Suppurative thrombophlebitis usually occur in peripheral veins as a result of an intravenous catheter, or dissemination from a surrounding soft tissue infection . Other causes may include intravenous drug use, abrasions, lacerations, hypercoagulable states, and burns.

The high risk of suppurative thrombophlebitis in burn patients is explained by the high skin susceptibility to bacterial infection, use of broad spectrum antibiotics, and impairment of local defense due to loss of skin integrity.[1]

Lemierre's syndrome also known as jugular vein suppurative thrombophlebitis,postanginal sepsis, and necrobacillosis.[2] There is extension of the bacterial infection from pharyngitis, tonsillitis, or peri-tonsillar infection, to the carotid sheath vessels that contains the internal jugular vein resulting in inflammation, thrombosis, and infection.[3]

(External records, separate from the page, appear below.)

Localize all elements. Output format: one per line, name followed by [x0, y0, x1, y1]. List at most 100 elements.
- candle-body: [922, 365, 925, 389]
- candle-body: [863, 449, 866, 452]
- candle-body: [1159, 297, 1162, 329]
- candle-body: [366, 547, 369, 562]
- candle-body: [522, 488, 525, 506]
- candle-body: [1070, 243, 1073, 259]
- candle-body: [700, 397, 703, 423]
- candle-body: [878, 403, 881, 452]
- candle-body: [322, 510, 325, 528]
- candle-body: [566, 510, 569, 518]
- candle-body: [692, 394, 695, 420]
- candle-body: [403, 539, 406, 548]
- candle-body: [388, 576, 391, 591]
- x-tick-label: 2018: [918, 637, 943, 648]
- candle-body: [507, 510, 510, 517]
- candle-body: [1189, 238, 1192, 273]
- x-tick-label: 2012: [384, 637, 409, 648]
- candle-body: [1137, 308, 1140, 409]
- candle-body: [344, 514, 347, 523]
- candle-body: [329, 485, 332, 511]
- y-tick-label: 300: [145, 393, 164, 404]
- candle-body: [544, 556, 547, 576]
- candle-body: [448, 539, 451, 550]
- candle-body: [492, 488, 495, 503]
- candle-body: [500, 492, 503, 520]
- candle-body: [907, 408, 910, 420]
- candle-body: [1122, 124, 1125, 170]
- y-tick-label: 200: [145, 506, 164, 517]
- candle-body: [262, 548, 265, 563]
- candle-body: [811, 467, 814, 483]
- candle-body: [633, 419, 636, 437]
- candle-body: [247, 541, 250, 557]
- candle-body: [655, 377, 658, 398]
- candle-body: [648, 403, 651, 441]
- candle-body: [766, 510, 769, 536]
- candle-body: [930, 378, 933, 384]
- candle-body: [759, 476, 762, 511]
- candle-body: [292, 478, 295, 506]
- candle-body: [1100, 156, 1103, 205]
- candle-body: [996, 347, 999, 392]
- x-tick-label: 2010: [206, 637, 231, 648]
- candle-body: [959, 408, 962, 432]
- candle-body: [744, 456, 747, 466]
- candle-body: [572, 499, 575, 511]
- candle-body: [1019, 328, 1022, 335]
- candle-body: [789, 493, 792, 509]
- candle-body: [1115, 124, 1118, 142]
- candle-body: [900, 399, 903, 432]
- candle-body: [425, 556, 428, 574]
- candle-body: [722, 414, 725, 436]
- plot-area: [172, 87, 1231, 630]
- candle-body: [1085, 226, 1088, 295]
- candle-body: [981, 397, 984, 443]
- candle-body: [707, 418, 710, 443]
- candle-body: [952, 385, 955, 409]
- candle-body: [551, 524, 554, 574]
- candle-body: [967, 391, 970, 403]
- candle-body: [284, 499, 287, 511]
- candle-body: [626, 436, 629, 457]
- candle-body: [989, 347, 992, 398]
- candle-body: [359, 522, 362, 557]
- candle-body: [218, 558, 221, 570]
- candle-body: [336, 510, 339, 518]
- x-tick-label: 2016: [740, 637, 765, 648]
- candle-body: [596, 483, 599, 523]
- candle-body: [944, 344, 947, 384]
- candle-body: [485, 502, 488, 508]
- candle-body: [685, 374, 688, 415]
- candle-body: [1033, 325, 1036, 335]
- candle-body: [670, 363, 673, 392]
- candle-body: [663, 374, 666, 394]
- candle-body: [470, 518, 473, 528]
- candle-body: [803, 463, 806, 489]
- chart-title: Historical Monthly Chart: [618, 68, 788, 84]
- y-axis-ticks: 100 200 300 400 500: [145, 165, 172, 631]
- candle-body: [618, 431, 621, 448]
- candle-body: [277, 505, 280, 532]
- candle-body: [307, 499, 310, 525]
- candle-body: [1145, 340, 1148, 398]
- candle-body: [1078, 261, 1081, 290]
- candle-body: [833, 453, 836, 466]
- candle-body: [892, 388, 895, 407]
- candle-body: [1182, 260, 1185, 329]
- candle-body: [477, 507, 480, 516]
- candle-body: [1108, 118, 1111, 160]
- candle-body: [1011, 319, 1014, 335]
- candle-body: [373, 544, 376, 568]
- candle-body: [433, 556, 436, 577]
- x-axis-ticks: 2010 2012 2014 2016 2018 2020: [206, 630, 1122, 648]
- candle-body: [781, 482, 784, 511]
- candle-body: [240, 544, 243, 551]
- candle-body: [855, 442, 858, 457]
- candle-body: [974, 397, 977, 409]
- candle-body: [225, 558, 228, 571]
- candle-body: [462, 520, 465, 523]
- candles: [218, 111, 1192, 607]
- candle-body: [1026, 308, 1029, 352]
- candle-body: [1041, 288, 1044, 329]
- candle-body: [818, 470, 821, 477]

Vena cava suppurative thrombophlebitis usually occurs in central venous catheter settings

  1. Pruitt BA, McManus WF, Kim SH, Treat RC (1980). "Diagnosis and treatment of cannula-related intravenous sepsis in burn patients". Ann Surg. 191 (5): 546–54. PMC 1344732. PMID 7369818.
  2. Riordan T, Wilson M (2004). "Lemierre's syndrome: more than a historical curiosa". Postgrad Med J. 80 (944): 328–34. PMC 1743018. PMID 15192164.
  3. Sinave CP, Hardy GJ, Fardy PW (1989). "The Lemierre syndrome: suppurative thrombophlebitis of the internal jugular vein secondary to oropharyngeal infection". Medicine (Baltimore). 68 (2): 85–94. PMID 2646510.